« À un bout de la chaîne, des producteurs précaires peinent à s’en sortir, et à l’autre bout, les consommateurs paient le prix fort, il faut que quelqu’un porte la responsabilité de ce déséquilibre », alerte Karine Jacquemart, directrice générale de Foodwatch France. Pour l’association, les responsables sont tout trouvés : les industriels et la grande distribution profitent de l’inflation, de plus de 20 % en deux ans, pour grossir leurs marges sur les produits.

« La marge de l’industrie agroalimentaire a atteint un niveau historique de 48 % en 2023 », alertent Foodwatch, Familles rurales, UFC-Que Choisir et la CLCV (Consommation logement cadre de vie), dans une lettre ouverte au président de la République, le mercredi 29 novembre 2023, en se basant sur les chiffres de l’Insee de l’année.

Actuellement, plus de quatre Français sur dix (plus d’un sur deux en milieu rural) affirme avoir déjà renoncé a acheté des produits alimentaires faute de moyens, d’après une étude de Familles rurales en juin 2023.

Manque de transparence

Dans son rapport de 2023, l’Observatoire de la formation des prix et des marges des produits alimentaires (OFPM) estime que la marge brute industrielle baisse (26 à 25 %) comme celle de grande distribution (32 à 29 %) sur 21 produits de base.

Mais derrière ces chiffres, les quatre associations pointent le manque de transparence et l’absence de publication des marges nettes sur les aliments. « Comme les marges produit par produit ne sont pas précisées, cela permet aux industriels de noyer le poisson », conteste Karine Jacquemart.

De son côté, l’Ania (Association nationale des industries alimentaires) justifie l’augmentation des prix par une hausse de matières premières agricoles et des coûts de l’énergie. Un argumentaire insuffisant pour la directrice de Foodwatch. « S’ils prétendent qu’ils n'ont rien à cacher, qu’ils donnent les chiffres », balaie Karine Jacquemart.

Si la grande distribution se montre meilleure élève que les industriels, elle a tout de même augmenté largement ses marges en 2022 sur « des produits de première nécessité », tels que les produits laitiers, les pâtes, et les fruits et légumes, poursuit Foodwatch rapportant les chiffres du rapport de 2023 de l'OFPM.

Les produits sains plus chers

Dans son observatoire des prix des fruits et légumes 2023, Familles rurales remarque une augmentation du panier de fruits et légumes (+16 %) entre juin 2022 et juin 2023, « soit 3,5 fois de plus que l’inflation générale », relève les quatre associations. « L’inflation globale, est clairement au-dessus d’un rattrapage des coûts de production des matières premières », observe Karine Jacquemart.
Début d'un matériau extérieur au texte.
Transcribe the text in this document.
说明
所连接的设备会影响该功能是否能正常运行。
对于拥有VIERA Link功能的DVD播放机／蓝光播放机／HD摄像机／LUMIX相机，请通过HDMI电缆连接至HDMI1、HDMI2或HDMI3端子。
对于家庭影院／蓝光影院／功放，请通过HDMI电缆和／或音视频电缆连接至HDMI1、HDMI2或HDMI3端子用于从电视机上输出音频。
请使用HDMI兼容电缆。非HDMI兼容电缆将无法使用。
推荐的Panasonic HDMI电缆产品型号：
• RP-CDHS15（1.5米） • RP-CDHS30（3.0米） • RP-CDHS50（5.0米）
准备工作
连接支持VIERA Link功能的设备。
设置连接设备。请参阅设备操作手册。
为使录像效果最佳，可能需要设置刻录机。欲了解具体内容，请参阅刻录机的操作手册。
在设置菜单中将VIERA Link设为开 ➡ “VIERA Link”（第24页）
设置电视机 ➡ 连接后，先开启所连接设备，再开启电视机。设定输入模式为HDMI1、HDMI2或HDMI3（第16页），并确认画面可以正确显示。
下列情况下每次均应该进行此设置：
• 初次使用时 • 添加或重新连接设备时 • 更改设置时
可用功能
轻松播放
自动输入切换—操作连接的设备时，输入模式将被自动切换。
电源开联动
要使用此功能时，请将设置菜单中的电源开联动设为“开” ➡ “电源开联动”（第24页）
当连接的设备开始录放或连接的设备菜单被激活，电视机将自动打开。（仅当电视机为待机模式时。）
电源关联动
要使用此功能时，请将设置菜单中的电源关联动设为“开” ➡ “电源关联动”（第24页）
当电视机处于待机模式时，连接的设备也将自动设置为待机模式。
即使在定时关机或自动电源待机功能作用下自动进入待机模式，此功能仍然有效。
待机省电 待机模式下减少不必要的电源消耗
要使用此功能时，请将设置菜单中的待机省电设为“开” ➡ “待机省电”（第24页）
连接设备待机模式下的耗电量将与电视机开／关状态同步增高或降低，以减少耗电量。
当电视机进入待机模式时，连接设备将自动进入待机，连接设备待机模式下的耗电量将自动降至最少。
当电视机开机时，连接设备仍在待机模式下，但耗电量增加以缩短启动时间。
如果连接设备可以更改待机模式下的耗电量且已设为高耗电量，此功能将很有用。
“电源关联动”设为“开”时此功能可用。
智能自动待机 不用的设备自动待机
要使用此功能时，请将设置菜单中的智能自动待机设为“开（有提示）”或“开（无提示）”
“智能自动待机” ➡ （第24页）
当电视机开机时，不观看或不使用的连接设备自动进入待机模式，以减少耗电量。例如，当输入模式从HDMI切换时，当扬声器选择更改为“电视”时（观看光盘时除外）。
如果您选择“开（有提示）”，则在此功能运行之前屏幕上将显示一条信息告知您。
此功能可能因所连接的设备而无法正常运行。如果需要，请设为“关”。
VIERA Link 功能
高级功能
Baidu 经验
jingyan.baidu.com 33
Ces marges importantes compensent celles rétrécies dans d'autres rayons comme la boulangerie-pâtisserie, note Familles rurales. La hausse des prix ne permet pas non plus aux producteurs de sortir leur épingle du jeu. En 2020, « les fruits et légumes bruts, en valeur, représentaient 11,2 milliards d’euros à l’entrée du circuit de distribution, les consommateurs les ont payés deux fois plus cher à la sortie, soit 22 milliards d’euros », dénonce l'association.

Des « surmarges » sur le bio

« Pour les personnes les plus précaires, c’est la double peine : elles paient un prix encore plus fort, car plus les budgets sont serrés, plus la qualité nutritionnelle de l’alimentation est difficile et contrainte. Aujourd’hui, avec l’inflation, les produits les plus sains, dont les fruits et les légumes, deviennent de plus en plus inaccessibles pour des millions de personnes. C’est inadmissible », dénoncent les associations.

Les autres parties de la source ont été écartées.